Anthropic Explains: Why Does Claude Code Feel So Good to Use?

Disclaimer: This post is machine-translated from the original Chinese article: https://ai-coding.wiselychen.com/anthropic-dual-agent-architecture-claude-code/
The original work is written in Chinese; the English version is translated by AI.

Anthropic’s blog published an engineering approach for long-running tasks. This isn’t about brute-forcing with a bigger model or longer context. It’s about designing an engineered workflow so that even in multi-window conditions where the agent repeatedly “forgets,” it can still push forward like a human engineer.

I’ve read some reverse-engineering pieces about Claude Code; they’re broadly very similar to this architecture. And since the article mentions it was a collective effort by Anthropic’s RL team and the Claude Code team, we can treat this as a good representation of Claude Code’s design thinking.

=== Why does a single agent fail? ===

I’ve said before: long-running tasks are the holy grail for agents. Long tasks involve dozens to hundreds of features. But the model works within limited context each round—every run is a “memory reset.”

A single agent tends to run into two kinds of issues:

Problem 1: It tries to write everything until it blows up. The model starts coding at large scale until the context is exhausted, leaving “half code” behind—unfinished, undocumented, untested. When the next round takes over, it can’t tell what progress was made.

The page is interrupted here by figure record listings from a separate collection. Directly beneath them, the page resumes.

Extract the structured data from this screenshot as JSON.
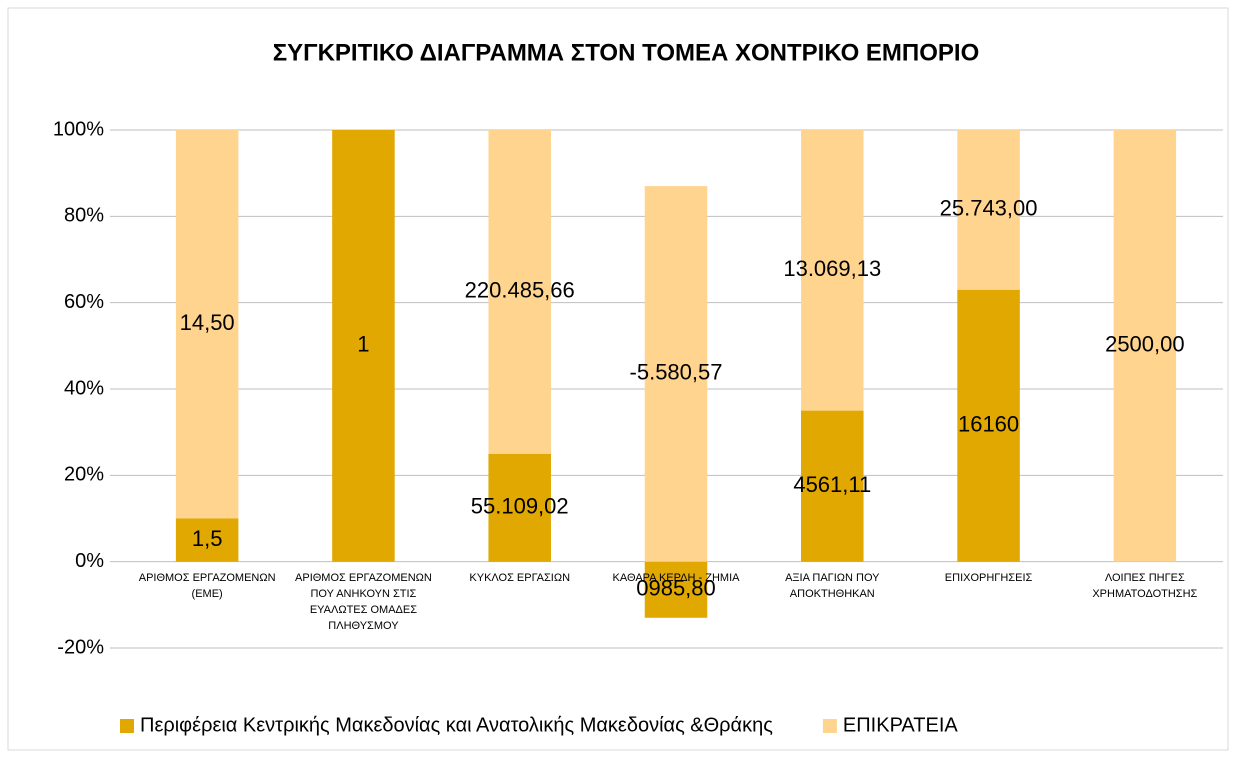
{
  "chart_data": {
    "type": "stacked_percent_bar",
    "title": "ΣΥΓΚΡΙΤΙΚΟ ΔΙΑΓΡΑΜΜΑ ΣΤΟΝ ΤΟΜΕΑ ΧΟΝΤΡΙΚΟ ΕΜΠΟΡΙΟ",
    "categories": [
      "ΑΡΙΘΜΟΣ ΕΡΓΑΖΟΜΕΝΩΝ (ΕΜΕ)",
      "ΑΡΙΘΜΟΣ ΕΡΓΑΖΟΜΕΝΩΝ ΠΟΥ ΑΝΗΚΟΥΝ ΣΤΙΣ ΕΥΑΛΩΤΕΣ ΟΜΑΔΕΣ ΠΛΗΘΥΣΜΟΥ",
      "ΚΥΚΛΟΣ ΕΡΓΑΣΙΩΝ",
      "ΚΑΘΑΡΑ ΚΕΡΔΗ - ΖΗΜΙΑ",
      "ΑΞΙΑ ΠΑΓΙΩΝ ΠΟΥ ΑΠΟΚΤΗΘΗΚΑΝ",
      "ΕΠΙΧΟΡΗΓΗΣΕΙΣ",
      "ΛΟΙΠΕΣ ΠΗΓΕΣ ΧΡΗΜΑΤΟΔΟΤΗΣΗΣ"
    ],
    "series": [
      {
        "name": "Περιφέρεια Κεντρικής Μακεδονίας και Ανατολικής Μακεδονίας &Θράκης",
        "color": "#e0a800",
        "values": [
          10,
          100,
          25,
          -13,
          35,
          63,
          0
        ],
        "labels": [
          "1,5",
          "1",
          "55.109,02",
          "0985,80",
          "4561,11",
          "16160",
          null
        ]
      },
      {
        "name": "ΕΠΙΚΡΑΤΕΙΑ",
        "color": "#ffd48f",
        "values": [
          90,
          0,
          75,
          87,
          65,
          37,
          100
        ],
        "labels": [
          "14,50",
          null,
          "220.485,66",
          "-5.580,57",
          "13.069,13",
          "25.743,00",
          "2500,00"
        ]
      }
    ],
    "ylim": [
      -20,
      100
    ],
    "yticks": [
      {
        "value": -20,
        "label": "-20%"
      },
      {
        "value": 0,
        "label": "0%"
      },
      {
        "value": 20,
        "label": "20%"
      },
      {
        "value": 40,
        "label": "40%"
      },
      {
        "value": 60,
        "label": "60%"
      },
      {
        "value": 80,
        "label": "80%"
      },
      {
        "value": 100,
        "label": "100%"
      }
    ],
    "grid": true,
    "legend": "bottom"
  }
}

Problem 2: It declares completion too early. It sees some UI or API and assumes the feature set is complete, then terminates.

The core problem isn’t model capability. It’s the lack of a structured way of working that can carry task logic across context resets.

=== Dual-agent architecture: one directs, one iterates ===

Anthropic’s solution is to split long-running tasks into two roles.

Initializer Agent (principal architect) is responsible for the first run:

Break the requirements into a JSON-structured feature list, each with acceptance criteria
Create a progress file to record project status, tracked with git
Generate an init.sh bootstrap script to ensure environment health

Coding Agent (incremental implementer) is responsible for subsequent iterations:

At the start of each round, check the directory, read git history, run init.sh, do end-to-end tests
Pick one unfinished feature from the list—do exactly one thing at a time
Use Puppeteer to test like a real user; only mark complete and commit after it passes

This rhythm is slower, but extremely reliable. It turns “unattended long-running tasks” into “verifiable development iterations per round.” It’s very similar to what I previously described as Plan, Exec, Critic.

Implementation details: the JSON manifest structure

The feature list uses JSON, and each feature has explicit acceptance steps:

{
  "category": "functional",
  "description": "New chat button creates a fresh conversation",
  "steps": [
    "Navigate to main interface",
    "Click the 'New Chat' button",
    "Verify a new conversation is created",
    "Check that chat area shows welcome state",
    "Verify conversation appears in sidebar"
  ],
  "passes": false
}

Key design: the agent can only modify the passes field, and cannot delete or edit the tests themselves. This guarantees consistent acceptance criteria.

How a Coding Agent session typically begins

At the start of each new session, the Coding Agent “onboards” itself:

[Assistant] 我將開始了解項目當前狀態
[Tool Use] <bash - pwd>
[Tool Use] <read - claude-progress.txt>
[Tool Use] <read - feature_list.json>

That’s why Claude Code often begins by reading CLAUDE.md, checking git logs, and understanding the project structure—it’s rebuilding context.

Common failure modes and solutions

Problem 1: The agent declares completion too early → Create a 200+ feature checklist and force verification item by item

Problem 2: Bugs remain unrecorded in the environment → Force writing to git + a progress file

Problem 3: Features are marked done too early → Require self-verification via Puppeteer before marking complete

Problem 4: The agent wastes time figuring out how to start the app → Provide an init.sh script for one-command bootstrap

The article specifically mentions: even with the strongest Claude Opus 4.5, “out of the box” it still can’t build a production-grade web app across multiple context windows—unless you adopt this structured approach.

Not the model—everything is engineering workflow

When I saw this architecture, my first reaction was: isn’t this exactly what SDD has always emphasized?

Turn vague requirements into a structured feature list → we call it PRD
Build a state-tracking mechanism → we use git + progress files
Ensure every round is verifiable → we use QA acceptance flows

The difference is we do it with humans, and they make the AI do it. But the core insight is the same:

Long-running task success isn’t about how strong the model is, but whether you have a structured workflow that can carry context forward.

The Workflow Loop: the Coding Agent iteration process

The bottleneck of long-running tasks is workflow design, not model capability
Dual agents are division of labor: one lays foundations, one iterates
Structured state recording is the key to cross-session collaboration
End-to-end testing is necessary in every iteration
In the future we may see Test Agents, QA Agents, Documentation Agents—forming an “AI engineering team”

In the next agent era, the breakthrough may not be higher model capability, but a breakthrough in AI agent engineering methodology. That’s why I’ve been focusing on writing technical articles about agent workflows.